When the New York Mets acquired Tyler Clippard on July 27, the relief pitcher had allowed three home runs through 38.2 innings with the Oakland Athletics. Over his last five appearances with he Mets, he has gift-wrapped three long balls.
This isn't a fluke or passing slump; it's regression to the mean. A trustworthy reliever for seven seasons with the Washington Nationals, the veteran Clippard has a 2.67 ERA this season. Yet all the advanced metrics portray him as a ticking time bomb waiting to explode, which is precisely what is happening.
As a result of his lowest average fastball velocity since 2009, Clippard has generated his worst K/9 rate (8.19) since 2008. Meanwhile, he's issuing a troubling 4.08 walks per nine innings. How has he kept his ERA so low with a 2-to-1 strikeout-to-walk ratio? A .206 BABIP, the fourth-lowest among all qualified relievers, has certainly helped limit the damage.

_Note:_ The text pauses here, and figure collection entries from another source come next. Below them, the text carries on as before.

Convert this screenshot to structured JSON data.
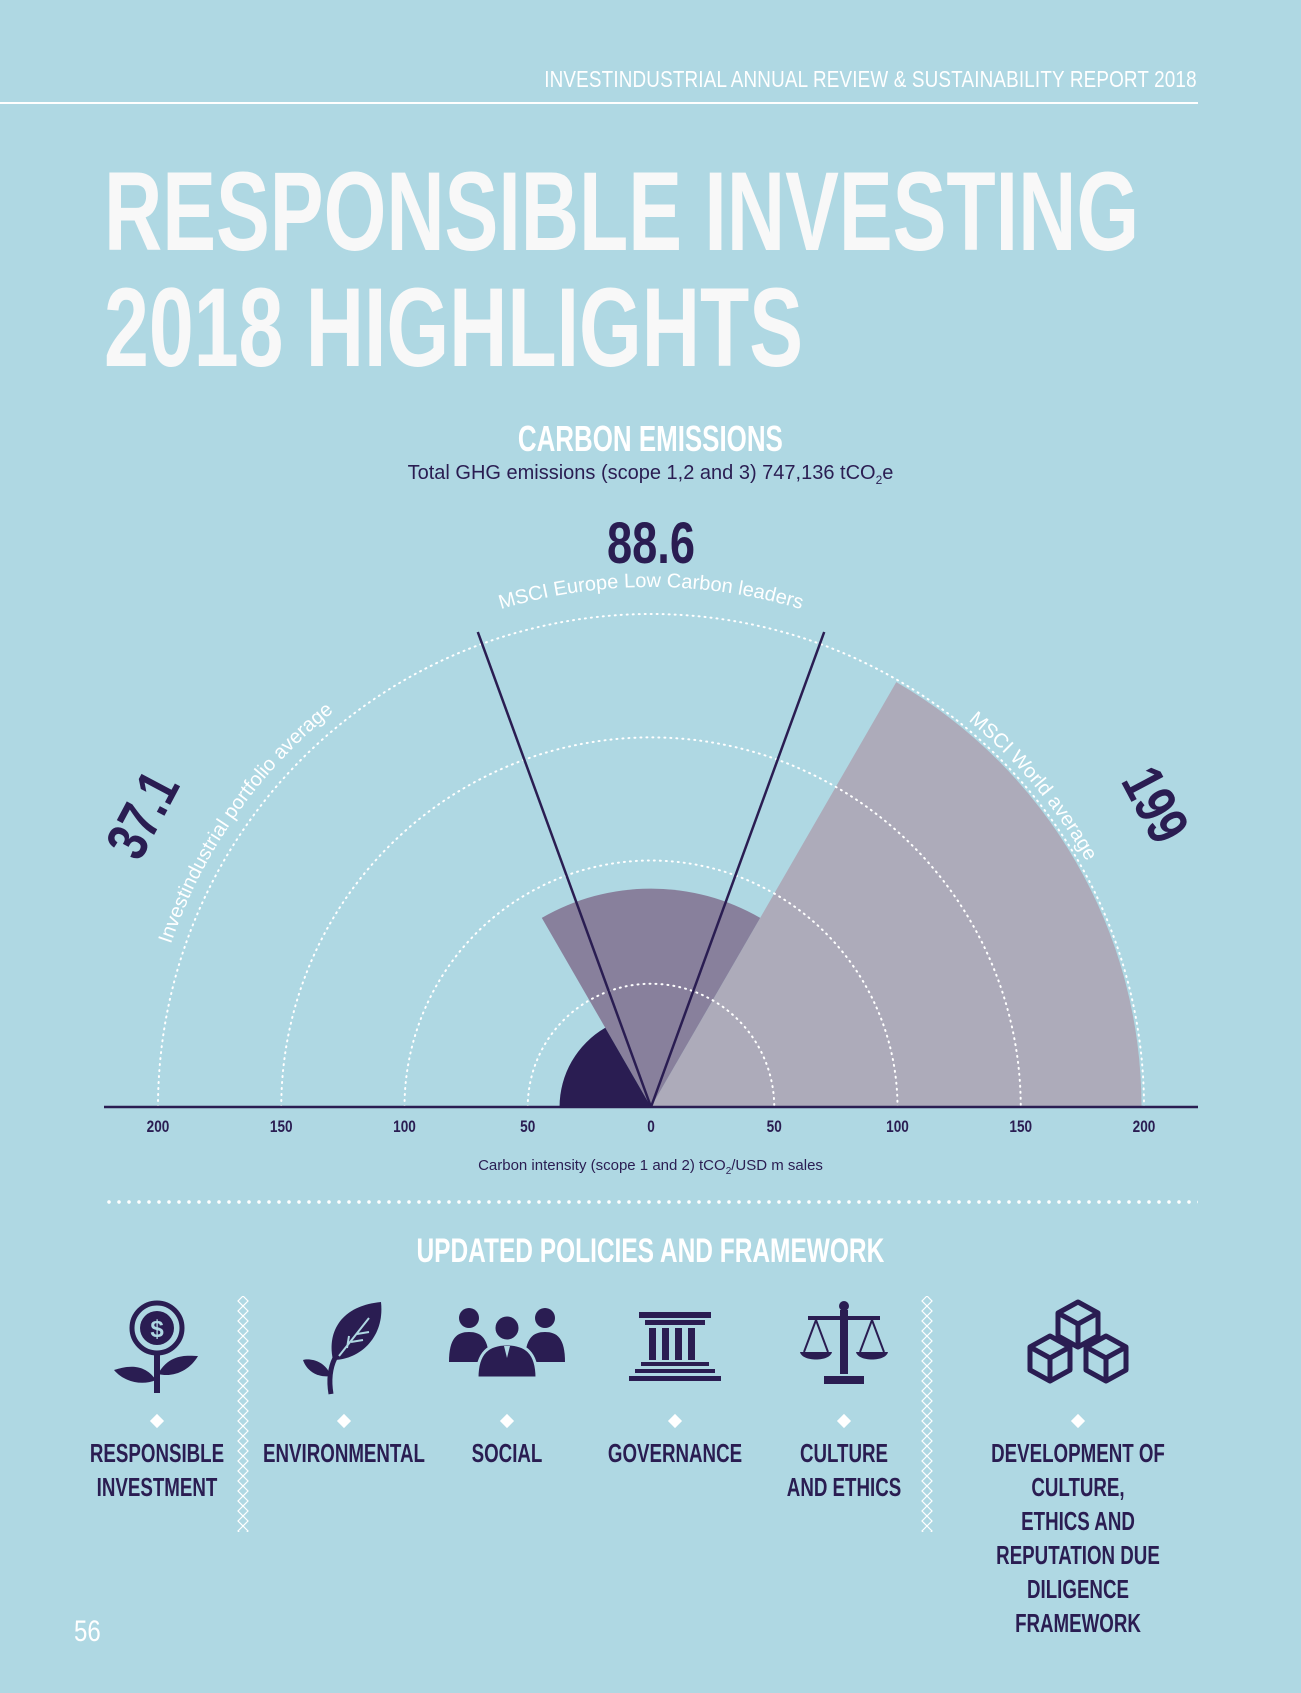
{
  "header": {
    "report_title": "INVESTINDUSTRIAL ANNUAL REVIEW & SUSTAINABILITY REPORT 2018"
  },
  "page_title": {
    "line1": "RESPONSIBLE INVESTING",
    "line2": "2018 HIGHLIGHTS"
  },
  "carbon": {
    "heading": "CARBON EMISSIONS",
    "subtitle_pre": "Total GHG emissions (scope 1,2 and 3) 747,136 tCO",
    "subtitle_sub": "2",
    "subtitle_post": "e",
    "axis_caption_pre": "Carbon intensity (scope 1 and 2) tCO",
    "axis_caption_sub": "2",
    "axis_caption_post": "/USD m sales"
  },
  "chart_data": {
    "type": "radial_area",
    "xlabel": "Carbon intensity (scope 1 and 2) tCO2/USD m sales",
    "axis_ticks": [
      200,
      150,
      100,
      50,
      0,
      50,
      100,
      150,
      200
    ],
    "axis_range": [
      0,
      200
    ],
    "series": [
      {
        "name": "Investindustrial portfolio average",
        "value": 37.1,
        "label": "37.1",
        "color": "#2a1d52"
      },
      {
        "name": "MSCI Europe Low Carbon leaders",
        "value": 88.6,
        "label": "88.6",
        "color": "#88809c"
      },
      {
        "name": "MSCI World average",
        "value": 199,
        "label": "199",
        "color": "#adabba"
      }
    ],
    "dotted_reference_rings": [
      50,
      100,
      150,
      200
    ]
  },
  "policies": {
    "heading": "UPDATED POLICIES AND FRAMEWORK",
    "items": [
      {
        "label": "RESPONSIBLE\nINVESTMENT",
        "icon": "flower-dollar-icon"
      },
      {
        "label": "ENVIRONMENTAL",
        "icon": "leaf-icon"
      },
      {
        "label": "SOCIAL",
        "icon": "people-group-icon"
      },
      {
        "label": "GOVERNANCE",
        "icon": "institution-building-icon"
      },
      {
        "label": "CULTURE\nAND ETHICS",
        "icon": "scales-icon"
      },
      {
        "label": "DEVELOPMENT OF CULTURE,\nETHICS AND REPUTATION DUE\nDILIGENCE FRAMEWORK",
        "icon": "cubes-icon"
      }
    ]
  },
  "page_number": "56",
  "colors": {
    "background": "#afd8e3",
    "dark": "#2a1d52",
    "mid": "#88809c",
    "light": "#adabba",
    "white": "#ffffff"
  }
}
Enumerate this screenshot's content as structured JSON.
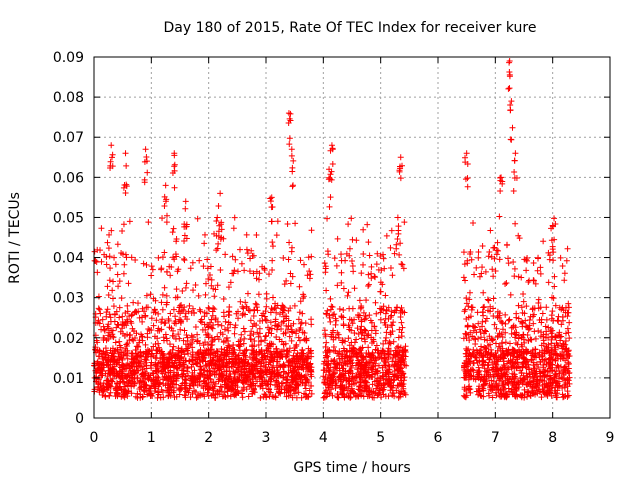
{
  "chart_data": {
    "type": "scatter",
    "title": "Day 180 of 2015, Rate Of TEC Index for receiver kure",
    "xlabel": "GPS time / hours",
    "ylabel": "ROTI / TECUs",
    "xlim": [
      0,
      9
    ],
    "ylim": [
      0,
      0.09
    ],
    "x_ticks": [
      "0",
      "1",
      "2",
      "3",
      "4",
      "5",
      "6",
      "7",
      "8",
      "9"
    ],
    "y_ticks": [
      "0",
      "0.01",
      "0.02",
      "0.03",
      "0.04",
      "0.05",
      "0.06",
      "0.07",
      "0.08",
      "0.09"
    ],
    "grid": true,
    "marker": "+",
    "marker_color": "#ff0000",
    "series": [
      {
        "name": "ROTI",
        "segments": [
          {
            "x_start": 0.0,
            "x_end": 3.8
          },
          {
            "x_start": 4.0,
            "x_end": 5.45
          },
          {
            "x_start": 6.45,
            "x_end": 8.3
          }
        ],
        "typical_range": [
          0.005,
          0.04
        ],
        "peaks": [
          {
            "x": 0.3,
            "y": 0.068
          },
          {
            "x": 0.55,
            "y": 0.066
          },
          {
            "x": 0.9,
            "y": 0.067
          },
          {
            "x": 1.4,
            "y": 0.066
          },
          {
            "x": 1.25,
            "y": 0.058
          },
          {
            "x": 1.6,
            "y": 0.054
          },
          {
            "x": 2.2,
            "y": 0.056
          },
          {
            "x": 2.15,
            "y": 0.05
          },
          {
            "x": 3.4,
            "y": 0.076
          },
          {
            "x": 3.45,
            "y": 0.067
          },
          {
            "x": 3.1,
            "y": 0.055
          },
          {
            "x": 4.15,
            "y": 0.068
          },
          {
            "x": 4.1,
            "y": 0.062
          },
          {
            "x": 5.35,
            "y": 0.065
          },
          {
            "x": 5.3,
            "y": 0.05
          },
          {
            "x": 6.5,
            "y": 0.066
          },
          {
            "x": 7.25,
            "y": 0.089
          },
          {
            "x": 7.28,
            "y": 0.079
          },
          {
            "x": 7.35,
            "y": 0.066
          },
          {
            "x": 7.1,
            "y": 0.06
          },
          {
            "x": 8.0,
            "y": 0.048
          }
        ]
      }
    ]
  }
}
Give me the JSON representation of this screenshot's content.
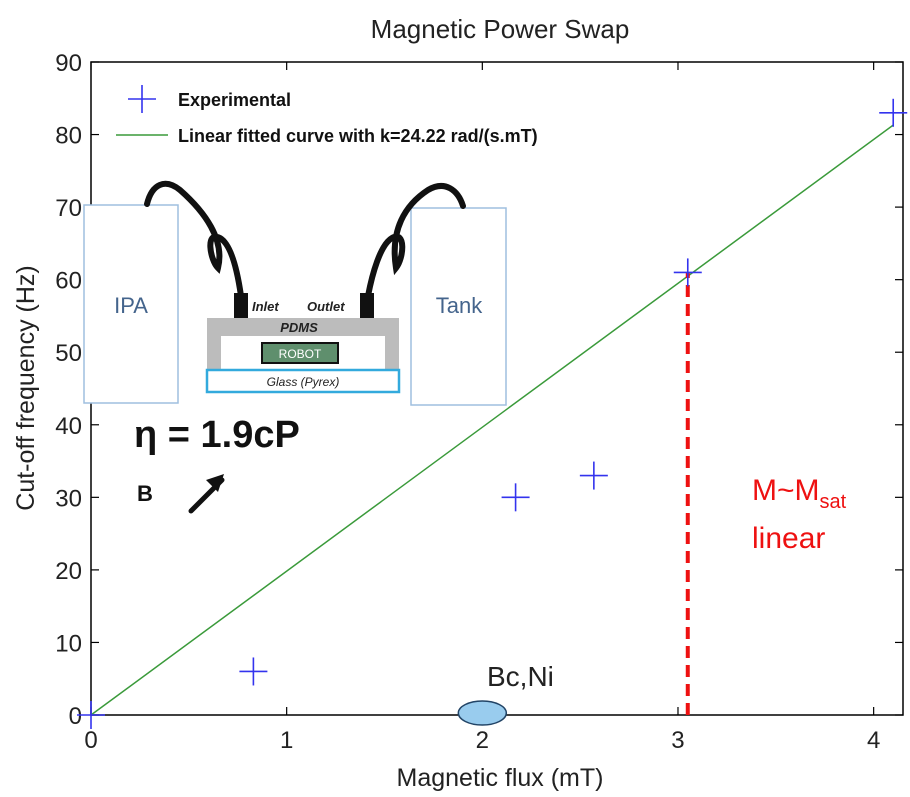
{
  "chart_data": {
    "type": "scatter",
    "title": "Magnetic Power Swap",
    "xlabel": "Magnetic flux (mT)",
    "ylabel": "Cut-off frequency (Hz)",
    "xlim": [
      0,
      4.15
    ],
    "ylim": [
      0,
      90
    ],
    "x_ticks": [
      0,
      1,
      2,
      3,
      4
    ],
    "y_ticks": [
      0,
      10,
      20,
      30,
      40,
      50,
      60,
      70,
      80,
      90
    ],
    "grid": false,
    "legend_position": "top-left",
    "series": [
      {
        "name": "Experimental",
        "kind": "scatter",
        "marker": "plus",
        "color": "#3333ee",
        "x": [
          0,
          0.83,
          2.17,
          2.57,
          3.05,
          4.1
        ],
        "y": [
          0,
          6,
          30,
          33,
          61,
          83
        ]
      },
      {
        "name": "Linear fitted curve with k=24.22 rad/(s.mT)",
        "kind": "line",
        "color": "#3a9a3a",
        "x": [
          0,
          4.1
        ],
        "y": [
          0,
          81.3
        ]
      }
    ],
    "annotations": {
      "eta_label": "η = 1.9cP",
      "b_label": "B",
      "bc_label": "Bc,Ni",
      "bc_x": 2.0,
      "msat_line_x": 3.05,
      "msat_line_color": "#ee1111",
      "msat_text_main": "M~M",
      "msat_text_sub": "sat",
      "msat_text_line2": "linear"
    },
    "inset": {
      "left_box": "IPA",
      "right_box": "Tank",
      "inlet": "Inlet",
      "outlet": "Outlet",
      "pdms": "PDMS",
      "robot": "ROBOT",
      "glass": "Glass (Pyrex)"
    }
  }
}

To be fair, Clippard boasts a .232 BABIP over his career, suggesting individual skill at inducing weak contact. Unfortunately, that's not the main problem. His 61.7% fly ball percentage hovers above all other relievers. It makes sense for someone routinely allowing fly balls to see more float over the fence.
For the most part that hasn't happened for Clippard, who still has a below-average 6.2 HR/FB percentage. Even with his recent woes, he's probably in line for more regression. Looking at his 4.26 FIP and 5.38 xFIP, we're not talking a minor slide, but rather a substantial collapse. While it's tempting to say some pitchers can always outrun their pessimistic peripherals, ask Johnny Cueto how that's working out lately.
From the second he arrived in New York, Clippard has served as the eighth-inning guy. Given the 30-year-old's 2.85 career ERA, it's clear manager Terry Collins trusts him the most after closer Jeurys Familia. Strip away his track record, though, and he's not the best guy to use in high-leverage situations.
While Hansel Robles holds a .235 BABIP, he also boasts a promising 9.7 K/9 as well as a 2.55 ERA after the All-Star break. The superior trade acquisition, Addison Reed hasn't surrendered a run since joining the Mets, notching 11 strikeouts and two walks over nine innings. Both have suspiciously low HR/FB percentages, but Erik Goeddel and Sean Gilmartin have better strikeout and walk numbers than Clippard with ERAs and FIPs below 3.00.
Clippard's best skill is one uncommon for a right-handed hurler: Over his career, he has limited lefties to a .179/.265/.303 batting line, and they're hitting .127/.225/.198 off him in 2015. Too often managers play the lefty-righty game without examining a pitcher's particular splits, which means Collins will keep testing Clippard against powerful righties. If his struggles persist, the Mets' optimal bullpen would feature Robles and Reed as the most prominent bridges to Familia with Clippard reserved for potent lefty bats. But don't count on Collins using a high-profile righty as a LOOGY.